Ethical Hackers Lean Into AI Tools
The researcher community embraced AI hard in 2025. Tools like GitHub Copilot, ChatGPT, and specialized security scanners became standard kit for bug hunters. Some researchers built custom AI models trained on vulnerability databases to spot patterns in code. Others used AI to automate reconnaissance—the early phase of testing where you map out a target’s attack surface.
It’s faster work, basically. A researcher can scan multiple targets in the time it used to take to manually probe one. That efficiency explains part of the submission surge. More researchers can participate in more programs simultaneously, boosting overall output.
But speed doesn’t always equal skill. Veterans in the bug bounty scene worry that AI lowers the barrier to entry too much. Someone with limited security knowledge can now generate reports that sound plausible, even if the underlying analysis is weak. That floods platforms with submissions from less experienced hunters, mixing in with work from seasoned pros.
HackerOne didn’t break down its 85,000 valid reports by researcher experience level. It’s unclear how many came from repeat contributors versus newcomers. The platform also didn’t share data on rejection rates or how many submissions got flagged as duplicates or low-quality.
What Companies Are Paying For
Bug bounty programs aren’t cheap. Companies pay researchers based on the severity and impact of the vulnerabilities they find. Critical bugs—the kind that could lead to data breaches or system takeovers—can fetch five-figure payouts or more. Lower-severity issues might bring a few hundred dollars.
The rise in submissions means companies are potentially paying out more, but only if those submissions are valid and unique. If the slop rate is climbing, companies might be paying platform fees for a higher volume of reports without seeing proportional security improvements. That’s a tough sell for CFOs already skeptical about bug bounty ROI.
HackerOne’s revenue model typically involves fees from client companies plus a cut of bounty payments. More submissions can mean more revenue, but only if the platform maintains trust. If companies start seeing too much noise, they might pull back budgets or shift to invite-only programs with vetted researchers.
The Quality Question Lingers
Eighty-five thousand valid reports sounds impressive. It is, kind of. But the word “valid” does a lot of work in that sentence. Valid doesn’t necessarily mean high-impact. A valid report might be a minor configuration issue or a low-risk informational finding. Those matter, sure, but they’re not the critical vulnerabilities that keep security teams up at night.
HackerOne hasn’t published a breakdown of its 2025 submissions by severity. No word on how many were critical, high, medium, or low. That data would paint a clearer picture of whether the 7% increase actually moved the needle on security or just added volume.

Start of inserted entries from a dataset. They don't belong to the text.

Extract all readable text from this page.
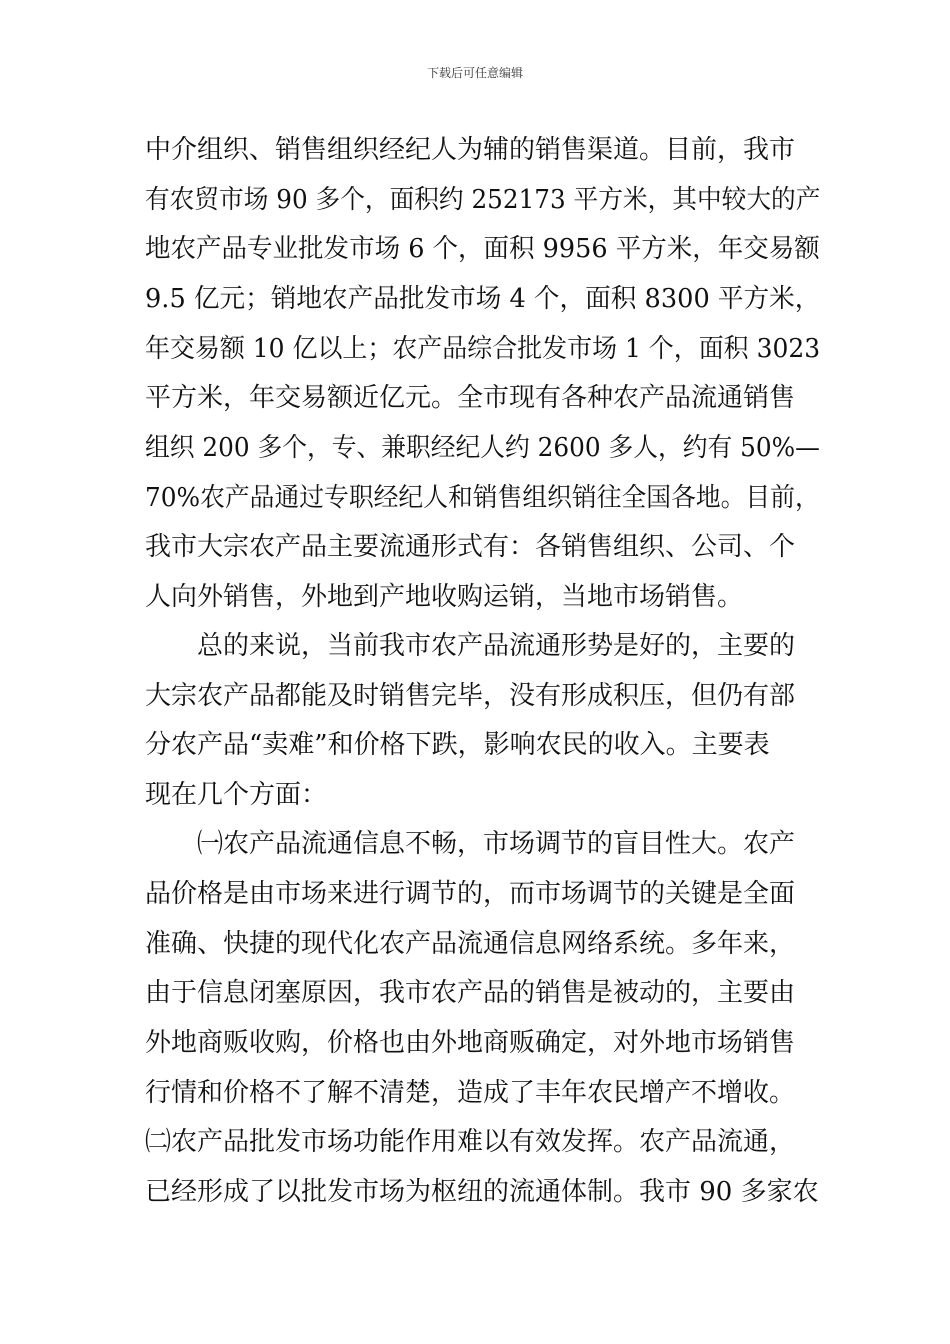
下载后可任意编辑
中介组织、销售组织经纪人为辅的销售渠道。目前，我市
有农贸市场 90 多个，面积约 252173 平方米，其中较大的产
地农产品专业批发市场 6 个，面积 9956 平方米，年交易额
9.5 亿元；销地农产品批发市场 4 个，面积 8300 平方米，
年交易额 10 亿以上；农产品综合批发市场 1 个，面积 3023
平方米，年交易额近亿元。全市现有各种农产品流通销售
组织 200 多个，专、兼职经纪人约 2600 多人，约有 50%—
70%农产品通过专职经纪人和销售组织销往全国各地。目前，
我市大宗农产品主要流通形式有：各销售组织、公司、个
人向外销售，外地到产地收购运销，当地市场销售。
总的来说，当前我市农产品流通形势是好的，主要的
大宗农产品都能及时销售完毕，没有形成积压，但仍有部
分农产品“卖难”和价格下跌，影响农民的收入。主要表
现在几个方面：
㈠农产品流通信息不畅，市场调节的盲目性大。农产
品价格是由市场来进行调节的，而市场调节的关键是全面
准确、快捷的现代化农产品流通信息网络系统。多年来，
由于信息闭塞原因，我市农产品的销售是被动的，主要由
外地商贩收购，价格也由外地商贩确定，对外地市场销售
行情和价格不了解不清楚，造成了丰年农民增产不增收。
㈡农产品批发市场功能作用难以有效发挥。农产品流通，
已经形成了以批发市场为枢纽的流通体制。我市 90 多家农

Platforms need to walk a fine line. Reject too many reports and you discourage researchers. Accept too many low-quality submissions and you overwhelm clients. Getting that balance right is harder when AI keeps shifting the baseline.
The bug bounty world is watching to see how HackerOne adapts. Other platforms face the same pressures. AI isn’t going away, and neither is the slop problem. Companies that figure out smarter filtering and better researcher incentives will probably win. The ones that don’t? They’ll drown in reports that don’t matter.

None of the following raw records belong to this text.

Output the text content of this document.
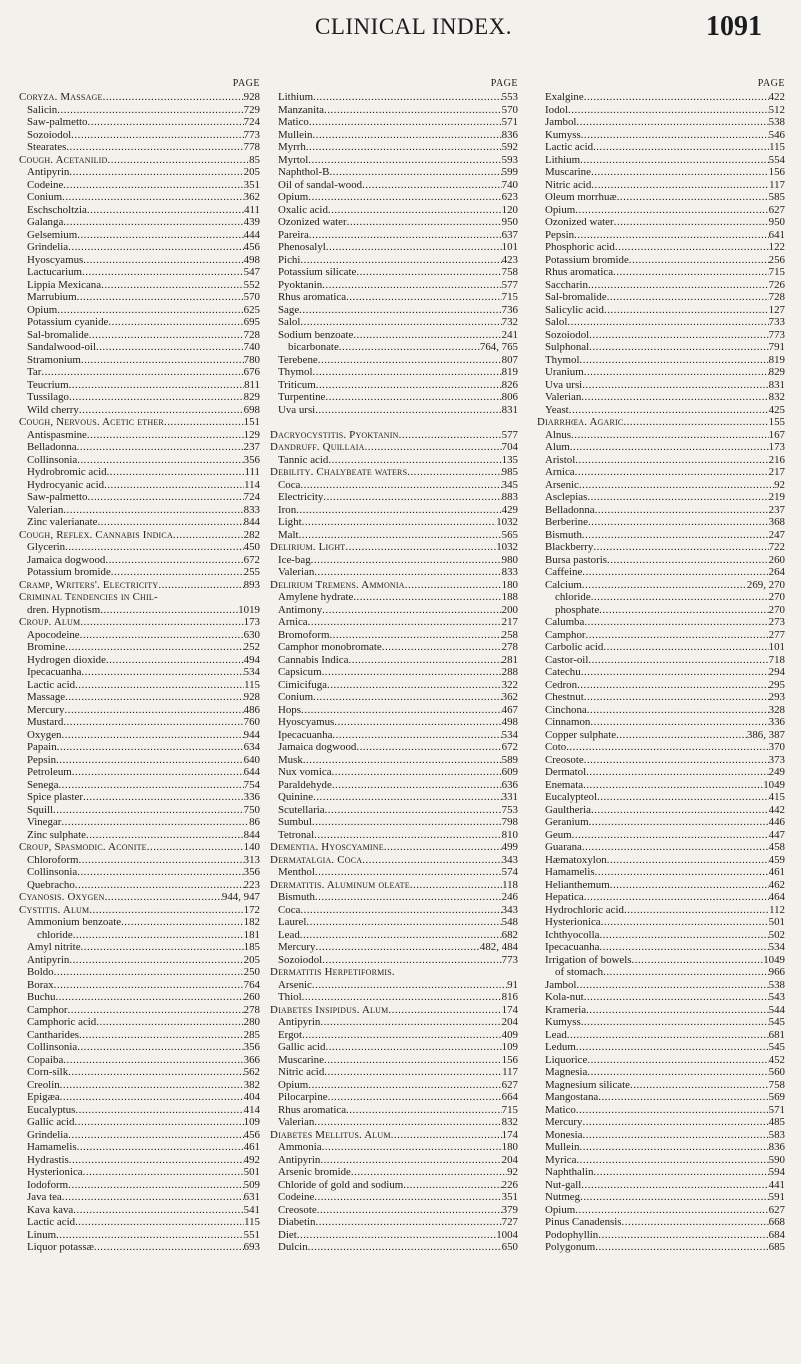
CLINICAL INDEX.	1091
PAGE
Coryza. Massage .....	928
Salicin .....	729
Saw-palmetto .....	724
Sozoiodol .....	773
Stearates .....	778
Cough. Acetanilid .....	85
Antipyrin .....	205
Codeine .....	351
Conium .....	362
Eschscholtzia .....	411
Galanga .....	439
Gelsemium .....	444
Grindelia .....	456
Hyoscyamus .....	498
Lactucarium .....	547
Lippia Mexicana .....	552
Marrubium .....	570
Opium .....	625
Potassium cyanide .....	695
Sal-bromalide .....	728
Sandalwood-oil .....	740
Stramonium .....	780
Tar .....	676
Teucrium .....	811
Tussilago .....	829
Wild cherry .....	698
Cough, Nervous. Acetic ether .....	151
Antispasmine .....	129
Belladonna .....	237
Collinsonia .....	356
Hydrobromic acid .....	111
Hydrocyanic acid .....	114
Saw-palmetto .....	724
Valerian .....	833
Zinc valerianate .....	844
Cough, Reflex. Cannabis Indica .....	282
Glycerin .....	450
Jamaica dogwood .....	672
Potassium bromide .....	255
Cramp, Writers'. Electricity .....	893
Criminal Tendencies in Chil-
dren. Hypnotism .....	1019
Croup. Alum .....	173
Apocodeine .....	630
Bromine .....	252
Hydrogen dioxide .....	494
Ipecacuanha .....	534
Lactic acid .....	115
Massage .....	928
Mercury .....	486
Mustard .....	760
Oxygen .....	944
Papain .....	634
Pepsin .....	640
Petroleum .....	644
Senega .....	754
Spice plaster .....	336
Squill .....	750
Vinegar .....	86
Zinc sulphate .....	844
Croup, Spasmodic. Aconite .....	140
Chloroform .....	313
Collinsonia .....	356
Quebracho .....	223
Cyanosis. Oxygen .....	944, 947
Cystitis. Alum .....	172
Ammonium benzoate .....	182
chloride .....	181
Amyl nitrite .....	185
Antipyrin .....	205
Boldo .....	250
Borax .....	764
Buchu .....	260
Camphor .....	278
Camphoric acid .....	280
Cantharides .....	285
Collinsonia .....	356
Copaiba .....	366
Corn-silk .....	562
Creolin .....	382
Epigæa .....	404
Eucalyptus .....	414
Gallic acid .....	109
Grindelia .....	456
Hamamelis .....	461
Hydrastis .....	492
Hysterionica .....	501
Iodoform .....	509
Java tea .....	631
Kava kava .....	541
Lactic acid .....	115
Linum .....	551
Liquor potassæ .....	693
PAGE
Lithium .....	553
Manzanita .....	570
Matico .....	571
Mullein .....	836
Myrrh .....	592
Myrtol .....	593
Naphthol-B .....	599
Oil of sandal-wood .....	740
Opium .....	623
Oxalic acid .....	120
Ozonized water .....	950
Pareira .....	637
Phenosalyl .....	101
Pichi .....	423
Potassium silicate .....	758
Pyoktanin .....	577
Rhus aromatica .....	715
Sage .....	736
Salol .....	732
Sodium benzoate .....	241
bicarbonate .....	764, 765
Terebene .....	807
Thymol .....	819
Triticum .....	826
Turpentine .....	806
Uva ursi .....	831
Dacryocystitis. Pyoktanin .....	577
Dandruff. Quillaia .....	704
Tannic acid .....	135
Debility. Chalybeate waters .....	985
Coca .....	345
Electricity .....	883
Iron .....	429
Light .....	1032
Malt .....	565
Delirium. Light .....	1032
Ice-bag .....	980
Valerian .....	833
Delirium Tremens. Ammonia .....	180
Amylene hydrate .....	188
Antimony .....	200
Arnica .....	217
Bromoform .....	258
Camphor monobromate .....	278
Cannabis Indica .....	281
Capsicum .....	288
Cimicifuga .....	322
Conium .....	362
Hops .....	467
Hyoscyamus .....	498
Ipecacuanha .....	534
Jamaica dogwood .....	672
Musk .....	589
Nux vomica .....	609
Paraldehyde .....	636
Quinine .....	331
Scutellaria .....	753
Sumbul .....	798
Tetronal .....	810
Dementia. Hyoscyamine .....	499
Dermatalgia. Coca .....	343
Menthol .....	574
Dermatitis. Aluminum oleate .....	118
Bismuth .....	246
Coca .....	343
Laurel .....	548
Lead .....	682
Mercury .....	482, 484
Sozoiodol .....	773
Dermatitis Herpetiformis.
Arsenic .....	91
Thiol .....	816
Diabetes Insipidus. Alum .....	174
Antipyrin .....	204
Ergot .....	409
Gallic acid .....	109
Muscarine .....	156
Nitric acid .....	117
Opium .....	627
Pilocarpine .....	664
Rhus aromatica .....	715
Valerian .....	832
Diabetes Mellitus. Alum .....	174
Ammonia .....	180
Antipyrin .....	204
Arsenic bromide .....	92
Chloride of gold and sodium .....	226
Codeine .....	351
Creosote .....	379
Diabetin .....	727
Diet .....	1004
Dulcin .....	650
PAGE
Exalgine .....	422
Iodol .....	512
Jambol .....	538
Kumyss .....	546
Lactic acid .....	115
Lithium .....	554
Muscarine .....	156
Nitric acid .....	117
Oleum morrhuæ .....	585
Opium .....	627
Ozonized water .....	950
Pepsin .....	641
Phosphoric acid .....	122
Potassium bromide .....	256
Rhus aromatica .....	715
Saccharin .....	726
Sal-bromalide .....	728
Salicylic acid .....	127
Salol .....	733
Sozoiodol .....	773
Sulphonal .....	791
Thymol .....	819
Uranium .....	829
Uva ursi .....	831
Valerian .....	832
Yeast .....	425
Diarrhœa. Agaric .....	155
Alnus .....	167
Alum .....	173
Aristol .....	216
Arnica .....	217
Arsenic .....	92
Asclepias .....	219
Belladonna .....	237
Berberine .....	368
Bismuth .....	247
Blackberry .....	722
Bursa pastoris .....	260
Caffeine .....	264
Calcium .....	269, 270
chloride .....	270
phosphate .....	270
Calumba .....	273
Camphor .....	277
Carbolic acid .....	101
Castor-oil .....	718
Catechu .....	294
Cedron .....	295
Chestnut .....	293
Cinchona .....	328
Cinnamon .....	336
Copper sulphate .....	386, 387
Coto .....	370
Creosote .....	373
Dermatol .....	249
Enemata .....	1049
Eucalypteol .....	415
Gaultheria .....	442
Geranium .....	446
Geum .....	447
Guarana .....	458
Hæmatoxylon .....	459
Hamamelis .....	461
Helianthemum .....	462
Hepatica .....	464
Hydrochloric acid .....	112
Hysterionica .....	501
Ichthyocolla .....	502
Ipecacuanha .....	534
Irrigation of bowels .....	1049
of stomach .....	966
Jambol .....	538
Kola-nut .....	543
Krameria .....	544
Kumyss .....	545
Lead .....	681
Ledum .....	545
Liquorice .....	452
Magnesia .....	560
Magnesium silicate .....	758
Mangostana .....	569
Matico .....	571
Mercury .....	485
Monesia .....	583
Mullein .....	836
Myrica .....	590
Naphthalin .....	594
Nut-gall .....	441
Nutmeg .....	591
Opium .....	627
Pinus Canadensis .....	668
Podophyllin .....	684
Polygonum .....	685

Frequently Asked Questions
How many valid bug bounty submissions did HackerOne receive in 2025?
HackerOne received 85,000 valid bug bounty submissions in 2025, representing a 7% increase from the previous year’s total.

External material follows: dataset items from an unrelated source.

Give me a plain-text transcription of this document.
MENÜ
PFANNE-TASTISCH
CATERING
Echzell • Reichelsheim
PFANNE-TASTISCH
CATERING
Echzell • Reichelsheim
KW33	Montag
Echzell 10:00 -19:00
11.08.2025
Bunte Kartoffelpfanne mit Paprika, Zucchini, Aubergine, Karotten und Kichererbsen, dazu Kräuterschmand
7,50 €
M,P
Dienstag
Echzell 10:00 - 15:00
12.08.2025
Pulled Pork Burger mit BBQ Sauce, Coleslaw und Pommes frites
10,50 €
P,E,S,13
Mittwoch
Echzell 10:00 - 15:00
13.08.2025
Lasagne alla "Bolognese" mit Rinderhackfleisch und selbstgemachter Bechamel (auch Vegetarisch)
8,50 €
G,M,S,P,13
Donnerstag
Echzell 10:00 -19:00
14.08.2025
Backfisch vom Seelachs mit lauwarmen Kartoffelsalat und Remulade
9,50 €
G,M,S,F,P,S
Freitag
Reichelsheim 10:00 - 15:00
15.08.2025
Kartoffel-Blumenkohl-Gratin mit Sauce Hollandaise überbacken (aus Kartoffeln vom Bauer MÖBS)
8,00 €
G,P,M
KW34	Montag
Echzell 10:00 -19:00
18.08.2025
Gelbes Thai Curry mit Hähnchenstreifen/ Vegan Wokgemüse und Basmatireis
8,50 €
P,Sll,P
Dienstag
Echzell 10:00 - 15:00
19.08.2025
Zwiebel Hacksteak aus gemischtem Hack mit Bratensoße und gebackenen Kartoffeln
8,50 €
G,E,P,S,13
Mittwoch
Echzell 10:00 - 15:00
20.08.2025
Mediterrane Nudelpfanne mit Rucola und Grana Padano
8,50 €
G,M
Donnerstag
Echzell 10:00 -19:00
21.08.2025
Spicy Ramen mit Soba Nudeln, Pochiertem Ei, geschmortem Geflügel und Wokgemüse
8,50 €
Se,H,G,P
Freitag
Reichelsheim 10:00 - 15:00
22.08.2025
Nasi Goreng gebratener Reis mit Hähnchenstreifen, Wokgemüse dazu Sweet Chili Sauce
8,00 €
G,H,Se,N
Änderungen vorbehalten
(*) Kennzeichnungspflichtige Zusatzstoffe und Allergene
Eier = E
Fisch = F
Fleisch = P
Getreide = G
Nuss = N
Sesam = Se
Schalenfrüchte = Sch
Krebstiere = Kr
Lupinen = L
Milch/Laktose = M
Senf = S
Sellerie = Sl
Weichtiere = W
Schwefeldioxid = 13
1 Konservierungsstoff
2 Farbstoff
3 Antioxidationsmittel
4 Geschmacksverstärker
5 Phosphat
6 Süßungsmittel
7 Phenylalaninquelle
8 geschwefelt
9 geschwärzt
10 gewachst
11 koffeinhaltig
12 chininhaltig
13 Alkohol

What is “slop” in bug bounty programs?
Slop refers to less precise or lower-quality bug reports that lack relevance or actionable details, often generated or influenced by AI tools that produce high volumes of submissions without corresponding quality.
How has AI impacted bug bounty reporting?
AI has increased the efficiency of bug detection and the volume of submissions, but it has also contributed to a rise in lower-quality reports that complicate the review and filtering process for platforms like HackerOne.